Drape a piece of muslin or a new, slightly dampened, J cloth over a fine sieve or colander balanced over a bowl.
Put in 400g of thick yoghurt, fold the edges of the muslin or cloth back over the yoghurt and set aside in the fridge for a good hour, overnight if you can.
Set the oven at 180C/gas mark 4. For the crumble: put 100g of butter and 90g of demerara in the bowl of a food mixer and beat until thoroughly combined.
Remove the bowl from the machine and rub in 80g of rolled oats, 1 tbsp of poppy seeds, 75g of plain flour and 1 level tsp of salt (I know this sounds like a lot of salt, but it makes the whole thing sing).
Crumble the oat mixture on to a baking sheet – an assortment of different sized lumps is most welcome – and bake for 12-15 minutes until lightly crisp and pale biscuit-coloured. Remove from the oven and set aside. It will crisp as it cools.

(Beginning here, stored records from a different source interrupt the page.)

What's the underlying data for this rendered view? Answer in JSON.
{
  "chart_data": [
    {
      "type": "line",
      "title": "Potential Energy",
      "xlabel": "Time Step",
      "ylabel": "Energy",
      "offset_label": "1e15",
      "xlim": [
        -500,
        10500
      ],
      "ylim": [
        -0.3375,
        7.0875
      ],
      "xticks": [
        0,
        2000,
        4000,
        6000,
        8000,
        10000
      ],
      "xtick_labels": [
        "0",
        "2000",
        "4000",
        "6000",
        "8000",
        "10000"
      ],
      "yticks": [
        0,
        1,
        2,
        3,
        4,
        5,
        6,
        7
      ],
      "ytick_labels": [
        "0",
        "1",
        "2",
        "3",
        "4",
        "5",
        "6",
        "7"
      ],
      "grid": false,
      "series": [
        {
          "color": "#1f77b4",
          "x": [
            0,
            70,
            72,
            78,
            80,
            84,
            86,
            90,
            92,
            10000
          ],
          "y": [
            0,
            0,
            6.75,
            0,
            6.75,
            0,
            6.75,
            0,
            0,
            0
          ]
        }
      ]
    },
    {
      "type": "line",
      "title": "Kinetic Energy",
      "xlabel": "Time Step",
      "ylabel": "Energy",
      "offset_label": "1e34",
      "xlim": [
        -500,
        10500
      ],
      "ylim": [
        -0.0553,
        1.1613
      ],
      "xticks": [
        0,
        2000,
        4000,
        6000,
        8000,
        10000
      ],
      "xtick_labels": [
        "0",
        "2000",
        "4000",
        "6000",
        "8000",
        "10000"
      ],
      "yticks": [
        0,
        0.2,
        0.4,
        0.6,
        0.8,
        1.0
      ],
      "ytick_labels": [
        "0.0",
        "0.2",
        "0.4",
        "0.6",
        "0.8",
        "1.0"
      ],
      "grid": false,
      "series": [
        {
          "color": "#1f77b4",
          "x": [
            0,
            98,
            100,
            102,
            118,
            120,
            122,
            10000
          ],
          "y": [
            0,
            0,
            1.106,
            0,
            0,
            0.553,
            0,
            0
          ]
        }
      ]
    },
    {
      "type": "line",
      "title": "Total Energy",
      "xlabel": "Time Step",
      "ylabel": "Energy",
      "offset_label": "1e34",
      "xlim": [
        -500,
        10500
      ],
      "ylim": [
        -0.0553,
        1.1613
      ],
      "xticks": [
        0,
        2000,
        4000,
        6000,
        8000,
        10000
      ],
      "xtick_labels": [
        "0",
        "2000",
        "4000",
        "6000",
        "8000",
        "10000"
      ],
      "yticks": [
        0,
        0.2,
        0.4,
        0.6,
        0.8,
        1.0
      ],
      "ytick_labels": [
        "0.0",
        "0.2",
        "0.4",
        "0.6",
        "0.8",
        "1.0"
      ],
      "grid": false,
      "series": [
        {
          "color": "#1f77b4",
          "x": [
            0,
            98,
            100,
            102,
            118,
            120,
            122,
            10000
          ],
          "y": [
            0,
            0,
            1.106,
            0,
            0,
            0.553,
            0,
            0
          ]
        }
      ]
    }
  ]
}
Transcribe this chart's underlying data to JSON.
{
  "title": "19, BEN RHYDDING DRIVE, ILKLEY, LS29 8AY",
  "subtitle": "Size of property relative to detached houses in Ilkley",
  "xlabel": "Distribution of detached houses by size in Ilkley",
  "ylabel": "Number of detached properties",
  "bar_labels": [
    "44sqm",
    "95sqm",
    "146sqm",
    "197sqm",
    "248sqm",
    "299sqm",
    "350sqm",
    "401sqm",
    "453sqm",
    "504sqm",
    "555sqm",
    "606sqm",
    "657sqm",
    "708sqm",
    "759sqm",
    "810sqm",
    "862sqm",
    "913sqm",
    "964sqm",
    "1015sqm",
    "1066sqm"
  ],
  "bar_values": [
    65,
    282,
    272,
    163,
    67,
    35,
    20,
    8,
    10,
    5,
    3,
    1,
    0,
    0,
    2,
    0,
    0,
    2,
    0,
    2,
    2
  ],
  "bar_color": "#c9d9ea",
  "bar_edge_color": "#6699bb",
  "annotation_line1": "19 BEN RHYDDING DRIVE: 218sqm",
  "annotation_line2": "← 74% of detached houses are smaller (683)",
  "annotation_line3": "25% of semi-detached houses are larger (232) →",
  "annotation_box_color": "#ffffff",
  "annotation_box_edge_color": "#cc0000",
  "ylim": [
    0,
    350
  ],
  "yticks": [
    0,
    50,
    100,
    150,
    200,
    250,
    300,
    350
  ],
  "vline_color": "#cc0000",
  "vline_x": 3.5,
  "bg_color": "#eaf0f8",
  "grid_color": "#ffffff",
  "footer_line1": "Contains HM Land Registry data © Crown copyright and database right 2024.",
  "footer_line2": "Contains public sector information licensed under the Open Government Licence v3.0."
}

Halve 8 ripe-ish plums, remove their stones and place them cut side up on a baking sheet or grill pan. Drop small nuggets of butter (about 20g total weight) into the hollow of each fruit and grind over the tiniest amount of black pepper (just a few grains on each will suffice).
Heat the overhead oven grill. Slip the plums into the oven and leave for about 20 minutes until soft and luscious.
Place a spoonful of the strained yoghurt in shallow bowls (you need about 4 tbsp per person). Place 4 halves of plum on each then scatter with some of the crumble.
You can save oven use by cooking both the crumbs and the plums at the same time.